Tribe Sues Canada for Control of Its Children

     VANCOUVER, B.C. (CN) – In what could be a coup for aboriginal self-government in Canada, the Splatsin First Nation has taken British Columbia to court, claiming the province’s child welfare legislation is unconstitutional and does not apply to the tribe.
     The Splatsin aka Splatsin te Sepwepemc and its Chief Wayne Christian aka Kukpi7 Wunuxtsin claim in B.C. Supreme Court that tribal laws and legal orders have long tasked its local communities with “the responsibility to make decisions in respect of the protection and care of children.”
     The Sepwepemc are known in English as the Shuswap.
     “Each local community is comprised of a network of extended families which interact with each other as families, and under the authority of their leaders known as Kukpi7 or Chief, or head man,” the claim states. “Splatsin is a local community which is responsible for the care and protection of Splatsin children in accordance with Secwepemc laws.”
     Those laws were “disrupted” by oppressive colonization and the Canadian government’s “assimilationist policies” which took thousands of aboriginal children away from their families sent them to boarding schools and foster homes that were rife with abuse.
     Known as the “Sixties Scoop,” children swept up by the provincial government’s Ministry of Children and Family Development began returning home to the Splatsin in the mid to late 1970s, according to the lawsuit.
     “When they returned, they did not know their families or understand what it meant to be Splatsin and Secwepemc,” the claim states. “This was a time of turmoil for Splatsin.

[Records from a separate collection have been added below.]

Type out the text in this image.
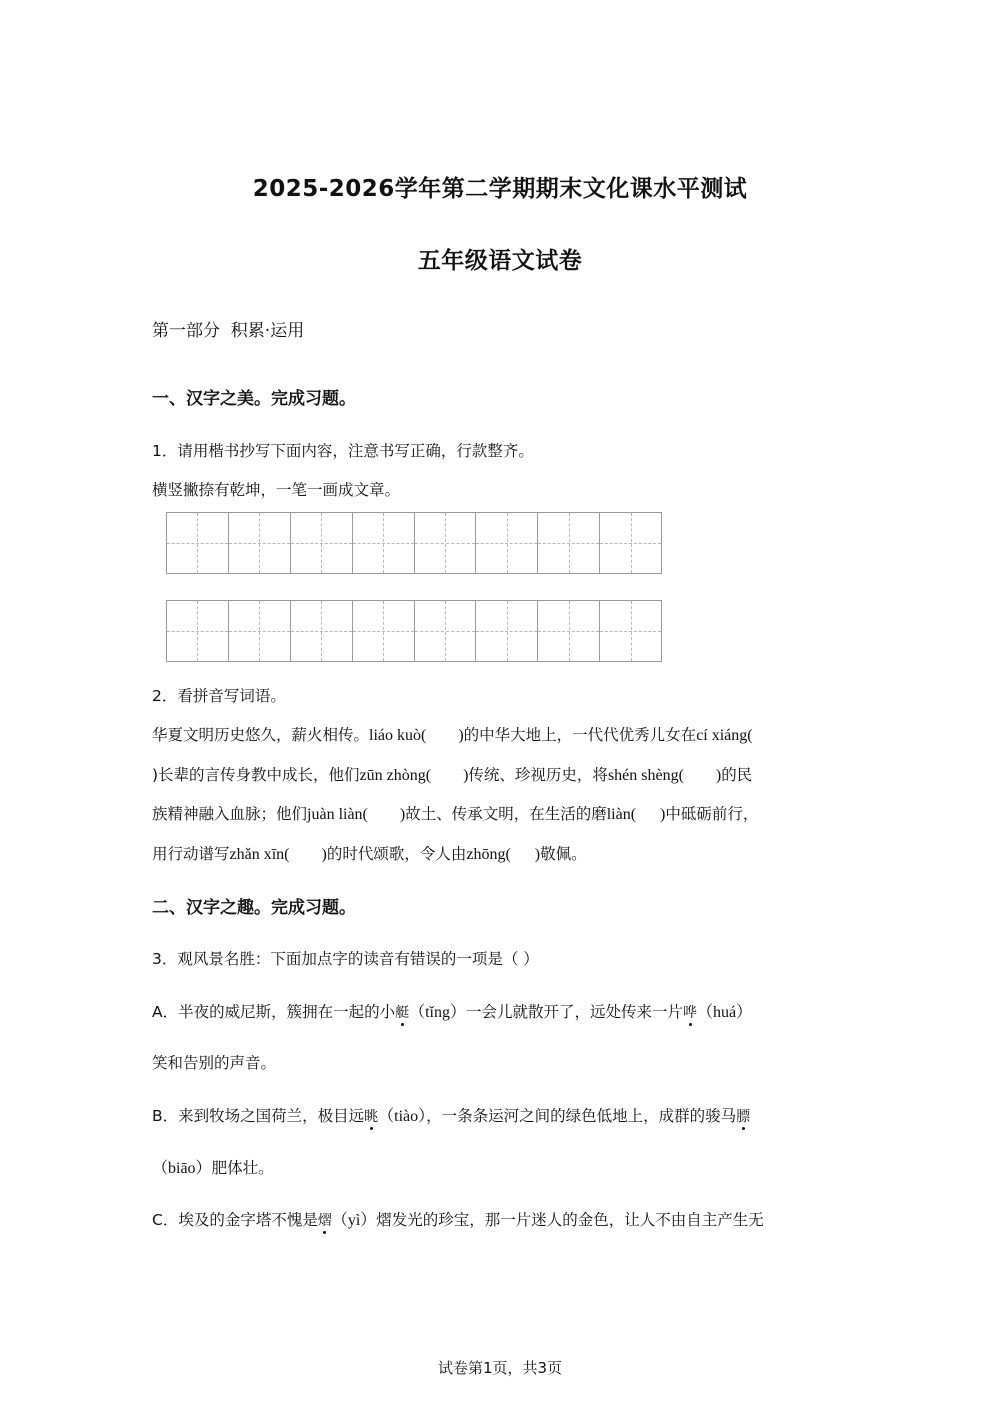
2025-2026学年第二学期期末文化课水平测试
五年级语文试卷
第一部分  积累·运用
一、汉字之美。完成习题。
1．请用楷书抄写下面内容，注意书写正确，行款整齐。
横竖撇捺有乾坤，一笔一画成文章。
2．看拼音写词语。
华夏文明历史悠久，薪火相传。liáo kuò(        )的中华大地上，一代代优秀儿女在cí xiáng(
)长辈的言传身教中成长，他们zūn zhòng(        )传统、珍视历史，将shén shèng(        )的民
族精神融入血脉；他们juàn liàn(        )故土、传承文明，在生活的磨liàn(      )中砥砺前行，
用行动谱写zhǎn xīn(        )的时代颂歌，令人由zhōng(      )敬佩。
二、汉字之趣。完成习题。
3．观风景名胜：下面加点字的读音有错误的一项是（ ）
A．半夜的威尼斯，簇拥在一起的小艇（tǐng）一会儿就散开了，远处传来一片哗（huá）
笑和告别的声音。
B．来到牧场之国荷兰，极目远眺（tiào），一条条运河之间的绿色低地上，成群的骏马膘
（biāo）肥体壮。
C．埃及的金字塔不愧是熠（yì）熠发光的珍宝，那一片迷人的金色，让人不由自主产生无
试卷第1页，共3页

Many of the former children-in-care of the Ministry had trouble re-integrating into families who had been traumatized by their removal years ago, and no longer knew them.
     “Since 1990, the provincial government has committed to working with the Splatsin in child welfare matters, but limits the tribe’s jurisdiction to lands reserved under Canada’s Indian Act. It still imposes the Child, Family and Community Service Act, under which “Secwepemc laws and legal orders are not respected,” the claim states.
     “The result of the CFCSA being applied to Splatsin children is that many of these children are cut off from their culture, their language, their way of life. The loss of identity is profound for the child and for the Splatsin community.”
     Disputes with the ministry have ended up in court battles and “jurisdictional tugs-of-war” between the Splatsin and the provincial government.
     The Splatsin seek a declaration that its jurisdiction and authority over its children is an “inherent aboriginal right which pre-existed and survived the assertion of Crown sovereignty.”
     They are represented by Clarine Ostrove with Mandell Pinder in Vancouver.
     Similar struggles have occurred, and still are occurring in the United States, which also took Native American children away from their parents and tribe, forced them into boarding school behind barbed wire and punished them for speaking their own language. The U.S. policy of assimilation led in the 1950s to the “termination” policy, under which many tribal members were given small plots of land, and their tribe extinguished by federal decree. The policy eventually was recognized as a disaster, and terminated itself, though some tribes never regained recognition – or their land.
     Canada calls its Native American tribes First Nations. The Sepwepemc speak a language known in English as a member of the Salish family. For at least a century, the Sepwepemc have been a leader in trying to preserve their culture and language, which is still spoken by more than 1,600 people.
     Salish languages were and are spoken in a large area of the Northwest United States and Southwest Canada, along the Pacific Ocean. It is an agglutinative language, which means its morphemes can be “glued” together, without inflections, to form longer words. It is known among linguists for “astonishing consonant clusters” – as a many as 13 consonants in a row, and is, understandably, difficult for Anglos to learn.